Monday, July 06, 2015

Perennial Real Estate Holdings - Diversifying into healthcare

What Happened 
PREH has entered into a strategic 40/60 JV with Guangdong Boai Medical Group (GBMG) to expand into the hospital/medical services business in China. GMBG is a subsidiary of China Boai Medical Group (BOAI), one of the largest private hospital/medical services operators in China. The JV will focus on 8 core medical fields including oncology, O&G, aesthetic surgery and medicine, orthopaedics, paediatrics, ENT, dentistry and cardiology. Its first acquisition is the Modern Hospital Guangzhou, one of BOAI’s more profitable leading tumour and cancer hospital operations in Guangzhou. The price tag for PREH’s 40% share works out to be Rmb286.7m (12x FY14 EV/EBITDA) and will be funded through internal funds and bank borrowings.   
What We Think 
The benefits of this transaction to PREH is two-fold.
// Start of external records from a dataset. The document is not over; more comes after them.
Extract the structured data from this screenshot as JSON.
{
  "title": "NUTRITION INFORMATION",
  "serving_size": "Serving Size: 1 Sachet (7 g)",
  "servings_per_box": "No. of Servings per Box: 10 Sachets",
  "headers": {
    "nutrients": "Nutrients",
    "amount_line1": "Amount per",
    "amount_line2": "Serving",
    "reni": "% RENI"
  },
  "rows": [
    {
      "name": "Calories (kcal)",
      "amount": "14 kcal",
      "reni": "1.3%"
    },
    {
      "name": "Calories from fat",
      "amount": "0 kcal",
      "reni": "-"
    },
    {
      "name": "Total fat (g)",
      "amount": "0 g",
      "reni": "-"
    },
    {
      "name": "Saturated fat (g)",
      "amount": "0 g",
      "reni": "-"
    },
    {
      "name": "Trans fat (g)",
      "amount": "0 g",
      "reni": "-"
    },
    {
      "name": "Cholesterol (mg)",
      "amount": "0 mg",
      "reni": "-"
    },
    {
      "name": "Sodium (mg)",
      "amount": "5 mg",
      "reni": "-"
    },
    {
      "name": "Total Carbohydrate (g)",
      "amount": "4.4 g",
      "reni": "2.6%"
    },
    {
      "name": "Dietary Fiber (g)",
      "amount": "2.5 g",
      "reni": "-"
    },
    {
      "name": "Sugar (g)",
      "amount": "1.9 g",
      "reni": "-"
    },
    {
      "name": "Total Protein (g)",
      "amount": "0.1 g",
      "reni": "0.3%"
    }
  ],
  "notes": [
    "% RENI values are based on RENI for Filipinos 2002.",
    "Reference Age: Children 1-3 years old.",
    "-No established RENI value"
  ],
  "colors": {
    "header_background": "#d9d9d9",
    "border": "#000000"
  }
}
For one, it introduces a new asset class within its developments that would complement its existing real estate business as a source of additional demand for its commercial space, and encourage cross spending between other components of the development. As a start, the Perennial Dongzhan Mall will be repositioned as a health and medical hub with a hospital, medical suites and other healthcare and wellness-related services. In the medium term, the Xian HSR and Beijing Tongzhou integrated developments could also be repositioned as such. More importantly this change would enable the group to sustain a 6-8% yield on cost for its properties. In addition, this diversification would allow the group to ride on the growth of private healthcare in China. This sector is projected to grow since China began introducing new healthcare reforms in 2009 and lifted restrictions for foreign investment in China’s private hospitals in 2012. Moreover, the rapidly rising income of the middle class could also lead to greater demand for better healthcare services. 
What You Should Do 
We maintain our current profit estimates as the initial impact from this acquisition is not significant. Maintain Add, with a target price of S$1.39, based on a 35% discount to RNAV.